The transformative power of the resurrection story is not in the mere emptiness of the tomb. Rather, the power is in the proclaiming that the tomb is empty. The fierce triumph over evil was reaching its climax in the silence of Saturday, while all the disciples were mourning what was lost. The world could only be shaped by the victory if the victory was announced to the world.
The new creation ushered in by Christ echoes the first creation. In the beginning, God spoke and order emerged from chaos. The order was good, and it had good purpose. When, in the generations that followed, the people of God yielded to encroaching chaos, prophets announced a word that would restore the blessed order, and give hope that the people were not abandoned. The prophetic word reminded broken and rebellious people that they were created for a better way. The words of reminder had the power to restore order and good purpose, if only for awhile.
We are weeks past the initial Alleluia of Easter morning. But much of what surrounds us is frightening. The evil in the world screams at us from social media, 24 hour news cycles, banner headlines of innumerable publications. Incidents which once would have been confined to local knowledge become world news. The cacophony of wars, riots, kidnappings, natural disasters, ethnic injustice, gender violence, rampant disease, environmental degradation bellows incessantly. We can shrink from the chaos.
Or, we can challenge the chaos with a word of good news. The emptiness of the tomb does not speak of abandonment; it speaks of hope and new order. Chaos is driven out by the announcement of Alleluia. Words in speech and words in deed give evidence of new creation.

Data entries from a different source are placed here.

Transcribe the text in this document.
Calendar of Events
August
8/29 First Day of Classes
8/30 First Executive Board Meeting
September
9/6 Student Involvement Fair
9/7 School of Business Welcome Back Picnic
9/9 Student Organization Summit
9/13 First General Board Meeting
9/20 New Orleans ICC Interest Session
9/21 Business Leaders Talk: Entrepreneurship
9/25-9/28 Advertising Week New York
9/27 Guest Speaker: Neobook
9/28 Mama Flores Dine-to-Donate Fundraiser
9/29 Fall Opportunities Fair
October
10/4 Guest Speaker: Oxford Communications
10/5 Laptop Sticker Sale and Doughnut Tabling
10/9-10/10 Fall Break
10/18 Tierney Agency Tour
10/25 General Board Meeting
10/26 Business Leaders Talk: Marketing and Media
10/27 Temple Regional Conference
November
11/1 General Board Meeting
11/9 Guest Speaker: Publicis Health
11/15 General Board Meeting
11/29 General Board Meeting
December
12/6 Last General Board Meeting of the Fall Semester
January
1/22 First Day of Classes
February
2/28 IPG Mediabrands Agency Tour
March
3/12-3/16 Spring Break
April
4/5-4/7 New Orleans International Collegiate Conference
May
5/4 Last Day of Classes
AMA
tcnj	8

Mark’s Easter account offers a reality with which we may well identify. We flee in fear from world events which seem to give evidence that God has abandoned us. Even if we want to believe it is not so, what word of peace or healing do we find in the emptiness? And who will believe us?
In the face of hunger, we prepare community meals. In the wake of violent riots, we repair the damaged neighborhood. At the hearing of a racial stereotype, we speak a kind work of correction. As legislators deliberate policies of war, we write letters appealing for justice.
The power to bring order comes when we dare to speak and act in defiance of the chaos. In the beginning, God proclaimed, “Let there be…” and light and life reigned. At the empty tomb, Jesus’ absence announced the reign of new life. Today, every word of peace, act of healing, intercession for the world we make clarifies the vision of the new creation and offers hope to overcome the fear.